Explorer Roald Amundsen crossed the North Pole in the semi-rigid airship Norge in 1926.
Semi-rigid airships are airships with a partial framework. These often consist of a rigid, occasionally flexible, keel frame along the long axis under the aerodynamic hull envelope. The partial framework can also be inside the hull. Semi-rigids were built in quantity in the early 1900s but since around 1938 only one type is actively flying, and there have been a few abandoned developments.
More or less integrally attached to the hull are the gondola, engines and sometimes the empennage. The framework has the task of distributing the suspension loads of these attachments and the lifting gas loads evenly throughout the whole hull's surface and may also partially relieve stresses on the hull during manoeuvres. The boundary between semi-rigid and non-rigid airship is vague. Especially with small types, it is unclear whether the structure is merely a stretched gondola or a proper keel.
As in non-rigid airships, the hull's aerodynamic shape is maintained by an overpressure of the gas inside.
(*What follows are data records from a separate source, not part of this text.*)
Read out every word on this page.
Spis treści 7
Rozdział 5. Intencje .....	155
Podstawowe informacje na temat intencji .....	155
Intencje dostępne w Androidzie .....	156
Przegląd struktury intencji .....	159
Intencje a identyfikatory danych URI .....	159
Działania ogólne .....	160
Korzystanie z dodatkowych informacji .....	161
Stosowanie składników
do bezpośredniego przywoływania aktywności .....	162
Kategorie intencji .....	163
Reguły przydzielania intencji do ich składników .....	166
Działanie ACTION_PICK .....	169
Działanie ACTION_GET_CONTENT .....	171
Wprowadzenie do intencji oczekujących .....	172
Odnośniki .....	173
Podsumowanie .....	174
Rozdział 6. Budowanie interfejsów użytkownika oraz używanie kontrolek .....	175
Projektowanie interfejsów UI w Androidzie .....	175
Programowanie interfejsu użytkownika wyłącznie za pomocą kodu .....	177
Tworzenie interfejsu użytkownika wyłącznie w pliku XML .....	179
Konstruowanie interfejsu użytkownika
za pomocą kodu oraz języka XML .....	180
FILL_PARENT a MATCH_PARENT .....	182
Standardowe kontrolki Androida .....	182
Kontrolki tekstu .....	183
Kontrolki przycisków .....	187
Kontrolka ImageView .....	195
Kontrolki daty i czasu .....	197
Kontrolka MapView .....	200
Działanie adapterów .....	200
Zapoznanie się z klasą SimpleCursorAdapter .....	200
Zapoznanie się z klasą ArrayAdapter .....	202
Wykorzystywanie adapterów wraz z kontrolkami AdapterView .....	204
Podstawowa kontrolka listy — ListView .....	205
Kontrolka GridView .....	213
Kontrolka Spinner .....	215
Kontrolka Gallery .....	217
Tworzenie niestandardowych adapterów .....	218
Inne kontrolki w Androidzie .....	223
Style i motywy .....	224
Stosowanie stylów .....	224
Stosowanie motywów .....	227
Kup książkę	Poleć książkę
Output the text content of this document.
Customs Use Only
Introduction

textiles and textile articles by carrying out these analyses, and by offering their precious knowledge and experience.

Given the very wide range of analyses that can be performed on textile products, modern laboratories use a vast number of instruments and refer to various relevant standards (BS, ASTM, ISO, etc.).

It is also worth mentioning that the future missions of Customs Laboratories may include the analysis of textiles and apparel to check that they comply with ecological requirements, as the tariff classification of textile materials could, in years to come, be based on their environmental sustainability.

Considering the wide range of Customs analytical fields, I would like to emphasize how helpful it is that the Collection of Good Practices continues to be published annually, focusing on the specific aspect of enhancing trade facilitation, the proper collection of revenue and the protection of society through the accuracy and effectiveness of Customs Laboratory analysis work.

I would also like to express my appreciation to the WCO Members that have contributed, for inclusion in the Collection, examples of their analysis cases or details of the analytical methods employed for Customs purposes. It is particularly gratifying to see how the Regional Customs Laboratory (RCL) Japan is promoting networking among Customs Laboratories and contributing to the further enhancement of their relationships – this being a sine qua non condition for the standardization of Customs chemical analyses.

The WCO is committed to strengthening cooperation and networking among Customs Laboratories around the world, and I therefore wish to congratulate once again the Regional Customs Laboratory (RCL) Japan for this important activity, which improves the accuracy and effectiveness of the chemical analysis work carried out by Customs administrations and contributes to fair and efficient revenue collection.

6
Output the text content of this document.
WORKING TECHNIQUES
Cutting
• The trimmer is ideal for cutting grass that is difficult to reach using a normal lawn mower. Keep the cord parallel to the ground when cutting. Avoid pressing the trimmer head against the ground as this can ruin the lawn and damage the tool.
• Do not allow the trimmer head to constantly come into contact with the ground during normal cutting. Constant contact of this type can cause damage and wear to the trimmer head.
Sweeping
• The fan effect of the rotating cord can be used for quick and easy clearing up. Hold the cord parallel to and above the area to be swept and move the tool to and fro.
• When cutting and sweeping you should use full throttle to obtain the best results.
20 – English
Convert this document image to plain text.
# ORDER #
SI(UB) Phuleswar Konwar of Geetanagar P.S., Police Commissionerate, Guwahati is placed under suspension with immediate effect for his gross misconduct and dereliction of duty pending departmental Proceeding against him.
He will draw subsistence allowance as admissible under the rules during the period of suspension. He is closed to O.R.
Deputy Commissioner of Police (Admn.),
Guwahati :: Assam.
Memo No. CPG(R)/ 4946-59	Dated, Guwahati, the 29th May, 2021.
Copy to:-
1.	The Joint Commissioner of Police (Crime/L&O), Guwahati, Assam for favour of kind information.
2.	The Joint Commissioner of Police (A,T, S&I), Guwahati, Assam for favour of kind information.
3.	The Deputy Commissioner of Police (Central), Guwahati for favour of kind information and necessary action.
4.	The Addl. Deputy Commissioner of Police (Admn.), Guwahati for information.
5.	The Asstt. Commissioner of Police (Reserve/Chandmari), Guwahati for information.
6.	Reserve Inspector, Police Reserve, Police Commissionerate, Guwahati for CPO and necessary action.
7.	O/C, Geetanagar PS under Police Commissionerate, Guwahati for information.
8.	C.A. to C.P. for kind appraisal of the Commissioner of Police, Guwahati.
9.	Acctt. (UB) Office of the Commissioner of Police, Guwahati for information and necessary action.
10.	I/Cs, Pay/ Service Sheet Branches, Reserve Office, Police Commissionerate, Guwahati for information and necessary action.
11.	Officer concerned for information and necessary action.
Changes in volume of the lifting gas is balanced using ballonets (air filled bags). Ballonets also may serve to provide pitch control. For small types the lifting gas is sometimes held in the hull itself, while larger types tend to use separate gas cells which mitigates the consequences of a single gas cell failure and helps reduce the amount of overpressure needed.
History
An early successful example is the Groß-Basenach design made by Major Hans Groß from the Luftschiffer-Bataillon Nr. 1 in Berlin, the experimental first ship flying in 1907. It had a rigid keel under the envelope. Four more military airships of this design were built, and often rebuilt, designated M I to M IV, up to 1914.1
The most advanced construction of semi-rigid airships between the two world wars took place in Italy. There, the state-factory Stabilimento di Costruzioni Aeronautiche (SCA) constructed several. Umberto Nobile, later General and director, was its most well-known member, and he designed and flew several semi-rigid airships, including the Norge, for his overflights of the North Pole, and the W6 OSOAVIAKhIM, for the Soviet Union.
Under Nobile's leadership such ships as the following were built:
M.1, Italian, first flight 1912, 83 metre long, 17 metre diameter, 2x 250 PS Fiat SA.76-4 engines each with one airscrew, payload: 3800 kg, first with the Army then the Navy, 164 flights, decommisioned 1924
M.2, Città di Ferrara, Italian, first flight 1913, hull identical to the M.1, 83 metre long, 17 metre diameter, 4×125 PS driving two airscrews, payload 3000 kg, speed: 85 km/h, a Navy airship, stationed in Jesi, on 1915-06-08 shot down by an Austrian flying boat
As of 2008 the only flying manned semi-rigid airship is the Zeppelin NT. It comprises a single gas cell kept at a slight over-pressure, ballonets to maintain constant volume, and a triangular keel structure internal to the cell.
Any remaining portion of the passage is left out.